E siamo a questo ottobre. La lettera che tredici cardinali di fama, tra cui Napier, consegnano il primo giorno al papa irrita il destinatario ma ottiene il risultato voluto: che non si ripetano le manovre di un anno prima. In aula e nei circoli linguistici appare subito largamente prevalente la linea contraria alla comunione ai divorziati risposati, con in prima fila i vescovi del Nordamerica, dell’Europa orientale e soprattutto dell’Africa. È a questo punto che nel circolo “germanicus”, dominato da Kasper, matura la decisione di ripiegare su una soluzione minima, ma che è ormai l’unica ritenuta ancora presentabile in aula: quella di affidare al «foro interno», cioè al confessore assieme al penitente, il «discernimento» dei casi in cui consentire «l’accesso ai sacramenti».

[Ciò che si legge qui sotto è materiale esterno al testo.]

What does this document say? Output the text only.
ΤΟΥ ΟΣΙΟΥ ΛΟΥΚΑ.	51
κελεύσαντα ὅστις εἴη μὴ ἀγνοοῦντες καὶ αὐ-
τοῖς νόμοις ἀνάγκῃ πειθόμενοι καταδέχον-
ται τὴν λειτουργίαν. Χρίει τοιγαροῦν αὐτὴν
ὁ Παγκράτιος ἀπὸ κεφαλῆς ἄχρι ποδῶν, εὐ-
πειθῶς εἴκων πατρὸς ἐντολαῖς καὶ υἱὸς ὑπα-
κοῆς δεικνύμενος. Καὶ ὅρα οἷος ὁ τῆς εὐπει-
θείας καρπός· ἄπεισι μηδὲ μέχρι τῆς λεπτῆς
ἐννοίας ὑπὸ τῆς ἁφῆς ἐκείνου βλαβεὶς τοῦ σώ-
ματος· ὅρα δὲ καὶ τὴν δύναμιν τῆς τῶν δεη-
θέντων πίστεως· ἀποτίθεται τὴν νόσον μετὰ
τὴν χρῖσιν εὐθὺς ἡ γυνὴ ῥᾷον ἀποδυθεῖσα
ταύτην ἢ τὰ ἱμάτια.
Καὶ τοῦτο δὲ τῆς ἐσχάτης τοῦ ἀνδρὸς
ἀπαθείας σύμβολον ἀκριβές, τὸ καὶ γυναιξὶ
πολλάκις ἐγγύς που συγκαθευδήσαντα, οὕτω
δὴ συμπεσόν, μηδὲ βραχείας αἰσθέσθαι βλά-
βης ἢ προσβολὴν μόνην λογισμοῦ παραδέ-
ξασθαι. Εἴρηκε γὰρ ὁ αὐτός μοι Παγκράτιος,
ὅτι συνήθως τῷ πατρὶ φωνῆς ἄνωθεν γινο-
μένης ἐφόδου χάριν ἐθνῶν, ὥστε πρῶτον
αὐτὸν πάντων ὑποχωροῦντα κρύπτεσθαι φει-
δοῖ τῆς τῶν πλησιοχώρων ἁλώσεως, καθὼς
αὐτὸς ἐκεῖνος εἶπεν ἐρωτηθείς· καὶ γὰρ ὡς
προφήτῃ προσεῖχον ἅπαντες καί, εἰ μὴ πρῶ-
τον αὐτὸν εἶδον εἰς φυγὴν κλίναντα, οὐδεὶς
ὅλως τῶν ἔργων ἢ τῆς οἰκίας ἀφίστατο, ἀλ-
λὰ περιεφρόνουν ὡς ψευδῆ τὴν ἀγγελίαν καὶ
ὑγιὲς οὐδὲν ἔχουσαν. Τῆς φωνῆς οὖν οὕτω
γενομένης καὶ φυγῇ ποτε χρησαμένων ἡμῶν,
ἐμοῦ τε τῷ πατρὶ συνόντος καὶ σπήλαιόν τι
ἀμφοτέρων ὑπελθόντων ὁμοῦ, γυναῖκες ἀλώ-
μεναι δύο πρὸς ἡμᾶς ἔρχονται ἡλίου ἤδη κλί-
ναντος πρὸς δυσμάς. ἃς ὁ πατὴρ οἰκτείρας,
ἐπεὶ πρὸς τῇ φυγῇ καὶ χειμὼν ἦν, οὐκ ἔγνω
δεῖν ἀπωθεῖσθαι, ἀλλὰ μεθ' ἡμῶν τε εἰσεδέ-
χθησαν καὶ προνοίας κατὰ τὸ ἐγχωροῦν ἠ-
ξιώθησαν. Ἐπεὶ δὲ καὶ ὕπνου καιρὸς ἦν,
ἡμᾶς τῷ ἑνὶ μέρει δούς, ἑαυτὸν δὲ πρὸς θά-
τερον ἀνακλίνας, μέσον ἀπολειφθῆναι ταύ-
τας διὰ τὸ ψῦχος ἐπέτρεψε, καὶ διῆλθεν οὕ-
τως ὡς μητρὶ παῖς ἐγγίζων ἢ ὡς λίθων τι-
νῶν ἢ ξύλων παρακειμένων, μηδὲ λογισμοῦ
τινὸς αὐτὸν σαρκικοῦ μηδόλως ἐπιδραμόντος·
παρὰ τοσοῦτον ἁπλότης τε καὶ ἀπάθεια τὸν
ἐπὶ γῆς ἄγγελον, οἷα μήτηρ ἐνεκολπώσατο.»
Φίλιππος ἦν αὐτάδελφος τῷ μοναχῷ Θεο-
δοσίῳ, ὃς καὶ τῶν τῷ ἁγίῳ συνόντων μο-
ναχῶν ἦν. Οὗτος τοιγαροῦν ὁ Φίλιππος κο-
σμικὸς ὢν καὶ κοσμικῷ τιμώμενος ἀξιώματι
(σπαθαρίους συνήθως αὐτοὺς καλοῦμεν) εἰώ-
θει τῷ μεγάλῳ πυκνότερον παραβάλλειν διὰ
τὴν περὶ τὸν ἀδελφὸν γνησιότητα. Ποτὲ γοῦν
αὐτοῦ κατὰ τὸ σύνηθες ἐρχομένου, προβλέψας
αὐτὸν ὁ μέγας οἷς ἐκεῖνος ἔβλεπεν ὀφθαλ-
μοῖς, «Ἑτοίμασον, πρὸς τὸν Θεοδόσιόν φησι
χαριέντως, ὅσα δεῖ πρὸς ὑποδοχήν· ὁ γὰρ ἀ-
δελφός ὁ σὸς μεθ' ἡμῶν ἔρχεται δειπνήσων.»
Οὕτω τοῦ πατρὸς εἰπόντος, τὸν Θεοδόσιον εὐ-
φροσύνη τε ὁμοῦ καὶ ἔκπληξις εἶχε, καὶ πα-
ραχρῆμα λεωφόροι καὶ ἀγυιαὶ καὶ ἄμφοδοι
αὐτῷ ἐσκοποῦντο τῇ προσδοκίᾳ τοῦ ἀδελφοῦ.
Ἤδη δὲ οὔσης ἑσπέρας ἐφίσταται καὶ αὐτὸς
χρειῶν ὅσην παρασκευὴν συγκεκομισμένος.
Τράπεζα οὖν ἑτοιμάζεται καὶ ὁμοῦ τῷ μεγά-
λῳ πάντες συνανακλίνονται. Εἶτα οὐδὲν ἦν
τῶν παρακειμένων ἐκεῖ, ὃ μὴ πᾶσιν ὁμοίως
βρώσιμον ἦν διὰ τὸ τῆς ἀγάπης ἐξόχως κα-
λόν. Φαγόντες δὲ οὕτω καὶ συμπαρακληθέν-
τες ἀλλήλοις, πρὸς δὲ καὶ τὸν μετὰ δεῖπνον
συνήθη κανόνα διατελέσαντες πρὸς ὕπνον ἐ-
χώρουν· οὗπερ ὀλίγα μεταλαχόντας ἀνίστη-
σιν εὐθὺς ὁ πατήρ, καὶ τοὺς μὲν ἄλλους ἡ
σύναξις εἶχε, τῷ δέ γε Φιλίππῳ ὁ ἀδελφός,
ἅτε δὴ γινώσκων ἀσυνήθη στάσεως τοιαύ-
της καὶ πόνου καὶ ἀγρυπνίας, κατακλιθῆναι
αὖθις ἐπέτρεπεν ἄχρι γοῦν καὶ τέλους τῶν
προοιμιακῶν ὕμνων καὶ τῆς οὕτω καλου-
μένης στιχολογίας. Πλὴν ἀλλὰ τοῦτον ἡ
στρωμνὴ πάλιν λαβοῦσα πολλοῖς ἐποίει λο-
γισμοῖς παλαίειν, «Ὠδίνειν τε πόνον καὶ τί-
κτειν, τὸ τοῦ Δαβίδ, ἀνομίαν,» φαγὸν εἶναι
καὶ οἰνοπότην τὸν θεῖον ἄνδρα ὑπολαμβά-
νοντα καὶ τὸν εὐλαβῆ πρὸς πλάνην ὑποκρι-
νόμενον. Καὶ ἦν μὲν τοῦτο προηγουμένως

È una soluzione che lo stesso Benedetto XVI non aveva escluso, sia pure come ipotesi ancora bisognosa di «ulteriori studi e chiarificazioni». E infatti la sottoscrive nel circolo “germanicus” anche il cardinale Gerhard Müller, prefetto della congregazione per la dottrina della fede e ratzingeriano di ferro. Nella bozza del documento finale del sinodo, nei tre paragrafi sui divorziati risposati, la soluzione “tedesca” è trascritta in blocco. Ma nemmeno questa sopravvive intatta al passaggio in aula. E così nel testo definitivo, approvato da più di due terzi dei padri sinodali, le parole «accesso ai sacramenti» non ci sono più, sono solo lasciate all’immaginazione. E non c’è nemmeno la parola «comunione», né alcun termine equivalente. Insomma, nessun cambio esplicito sul punto chiave. La decisione finale spetta a Francesco e a lui solo. Ma il sinodo che ha così fortemente voluto si è pronunciato lontano dalle sue attese.